The Fiscal Cliff is apparently all about raising income taxes and figuring out what spending cuts to make. Consider these approaches, based on studies of what has worked and what hasn't:
Tax Structure Changes: A 2008 study (before the "Great Recession") of prior country experiences by Jens Arnold for the Organization for Economic Cooperation & Development suggested the most effective sequence to achieve growth via structure changes is:
First: Property taxes and other recurrent taxes on immovable property are the most "growth-friendly." They doesn't take away personal income already committed for household spending.

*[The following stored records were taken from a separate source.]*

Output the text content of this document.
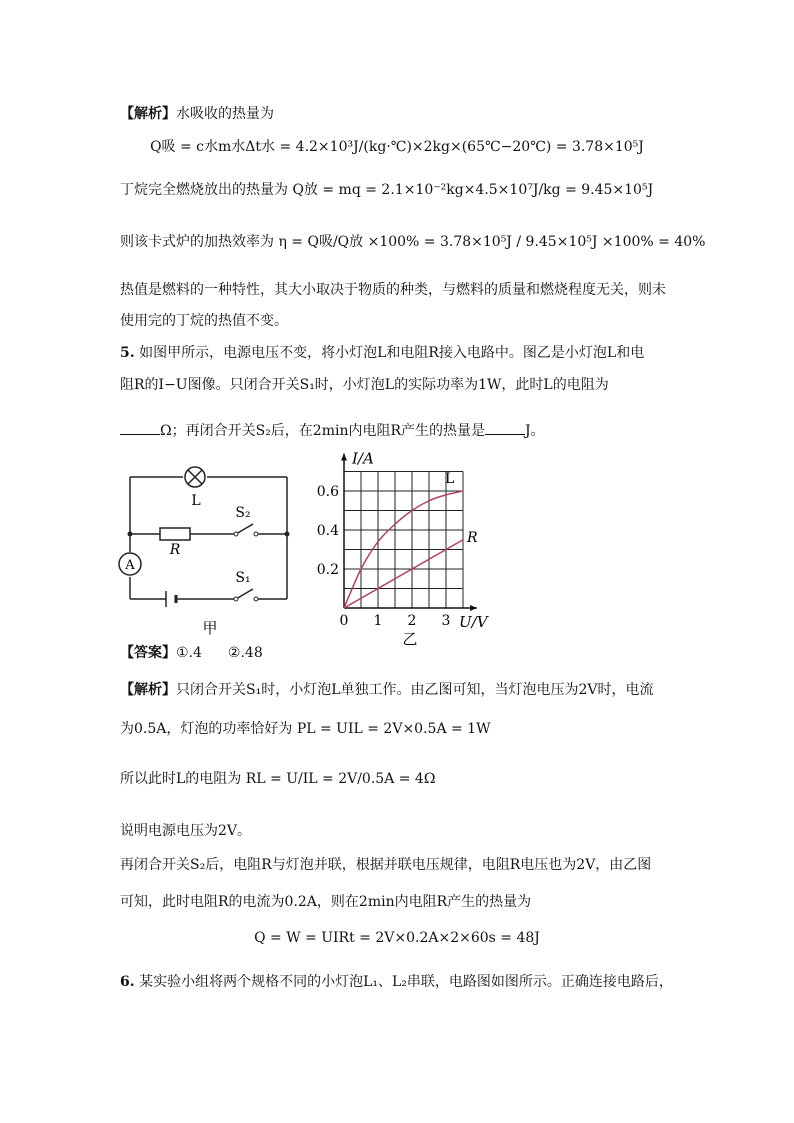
【解析】水吸收的热量为
Q吸 = c水m水Δt水 = 4.2×10³J/(kg·℃)×2kg×(65℃−20℃) = 3.78×10⁵J
丁烷完全燃烧放出的热量为 Q放 = mq = 2.1×10⁻²kg×4.5×10⁷J/kg = 9.45×10⁵J
则该卡式炉的加热效率为 η = Q吸/Q放 ×100% = 3.78×10⁵J / 9.45×10⁵J ×100% = 40%
热值是燃料的一种特性，其大小取决于物质的种类，与燃料的质量和燃烧程度无关，则未
使用完的丁烷的热值不变。
5. 如图甲所示，电源电压不变，将小灯泡L和电阻R接入电路中。图乙是小灯泡L和电
阻R的I−U图像。只闭合开关S₁时，小灯泡L的实际功率为1W，此时L的电阻为
Ω；再闭合开关S₂后，在2min内电阻R产生的热量是	J。
A
L
R
S₂
S₁
甲	0 1 2 3
0.2
0.4
0.6
I/A
U/V
L
R
乙
【答案】①.4 ②.48
【解析】只闭合开关S₁时，小灯泡L单独工作。由乙图可知，当灯泡电压为2V时，电流
为0.5A，灯泡的功率恰好为 PL = UIL = 2V×0.5A = 1W
所以此时L的电阻为 RL = U/IL = 2V/0.5A = 4Ω
说明电源电压为2V。
再闭合开关S₂后，电阻R与灯泡并联，根据并联电压规律，电阻R电压也为2V，由乙图
可知，此时电阻R的电流为0.2A，则在2min内电阻R产生的热量为
Q = W = UIRt = 2V×0.2A×2×60s = 48J
6. 某实验小组将两个规格不同的小灯泡L₁、L₂串联，电路图如图所示。正确连接电路后，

Second: Consumption taxes ... if people spend, tax that ... with exemptions on survival requirements like food, medicine.

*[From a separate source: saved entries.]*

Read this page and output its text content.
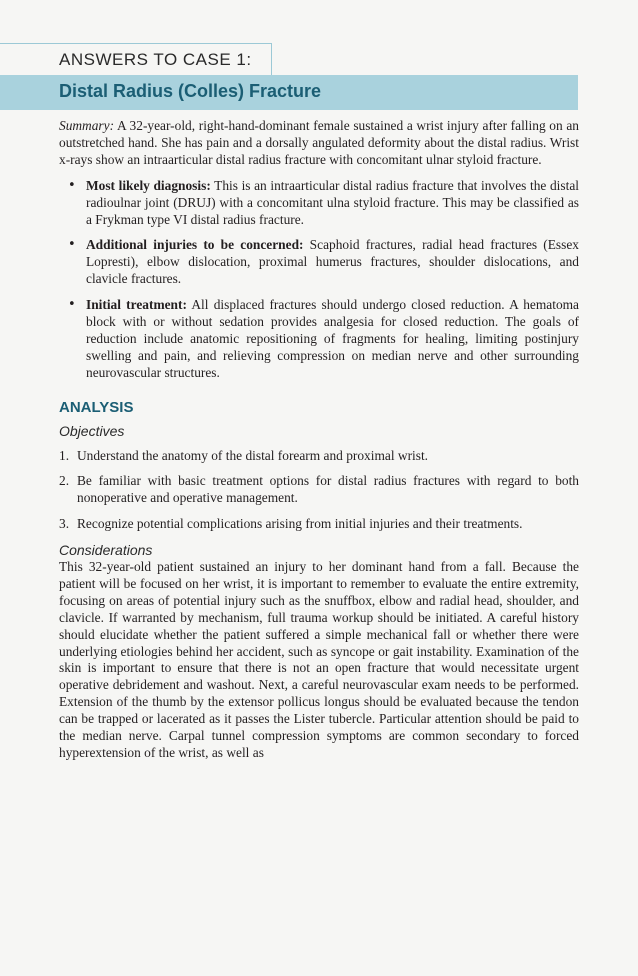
ANSWERS TO CASE 1:
Distal Radius (Colles) Fracture

Summary: A 32-year-old, right-hand-dominant female sustained a wrist injury after falling on an outstretched hand. She has pain and a dorsally angulated deformity about the distal radius. Wrist x-rays show an intraarticular distal radius fracture with concomitant ulnar styloid fracture.

• Most likely diagnosis: This is an intraarticular distal radius fracture that involves the distal radioulnar joint (DRUJ) with a concomitant ulna styloid fracture. This may be classified as a Frykman type VI distal radius fracture.
• Additional injuries to be concerned: Scaphoid fractures, radial head fractures (Essex Lopresti), elbow dislocation, proximal humerus fractures, shoulder dislocations, and clavicle fractures.
• Initial treatment: All displaced fractures should undergo closed reduction. A hematoma block with or without sedation provides analgesia for closed reduction. The goals of reduction include anatomic repositioning of fragments for healing, limiting postinjury swelling and pain, and relieving compression on median nerve and other surrounding neurovascular structures.
ANALYSIS
Objectives
1. Understand the anatomy of the distal forearm and proximal wrist.
2. Be familiar with basic treatment options for distal radius fractures with regard to both nonoperative and operative management.
3. Recognize potential complications arising from initial injuries and their treatments.
Considerations

This 32-year-old patient sustained an injury to her dominant hand from a fall. Because the patient will be focused on her wrist, it is important to remember to evaluate the entire extremity, focusing on areas of potential injury such as the snuffbox, elbow and radial head, shoulder, and clavicle. If warranted by mechanism, full trauma workup should be initiated. A careful history should elucidate whether the patient suffered a simple mechanical fall or whether there were underlying etiologies behind her accident, such as syncope or gait instability. Examination of the skin is important to ensure that there is not an open fracture that would necessitate urgent operative debridement and washout. Next, a careful neurovascular exam needs to be performed. Extension of the thumb by the extensor pollicus longus should be evaluated because the tendon can be trapped or lacerated as it passes the Lister tubercle. Particular attention should be paid to the median nerve. Carpal tunnel compression symptoms are common secondary to forced hyperextension of the wrist, as well as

Third: Personal income taxes.
Last: Corporate income taxes. Taxing businesses' net income prevents those dollars from being used to create jobs. They "appear to have the most negative effect on GDP per capita."
Spending: Studies by Reinheart/Rogoff and Kumar/Woo: At 90% debt-to-GDP (the U.S. is at 103% and growing), "the debt effect becomes large and negative" ... causing "average growth to fall significantly."
A Biggs/Jensen/Hassett review of 21 countries' experiences indicated "the more aggressively a country cuts expenditures, the more likely it is to successfully reduce debt in the long-term." Where successful consolidation has occurred, the typical relationship of revenue from spending cuts vs tax increases is 85/15. "In particular, cuts to social transfers, largely entitlement spending and the government wage bill, are more likely to reduce debt and deficits than cuts to other expenditures. ... Cutting government spending reduces GDP growth in the short run, even though it increases the likelihood of economic growth in the long run."
These are from the 2011 book, The 4% Solution.
So, what approaches are our representatives in Washington taking?
It seems our friends in Washington are trying to do everything contrary to the evidence for show purposes. What about letting the sequestration go into effect. It cuts spending and will be painful for government. They need to start feeling the pain. Thoughts?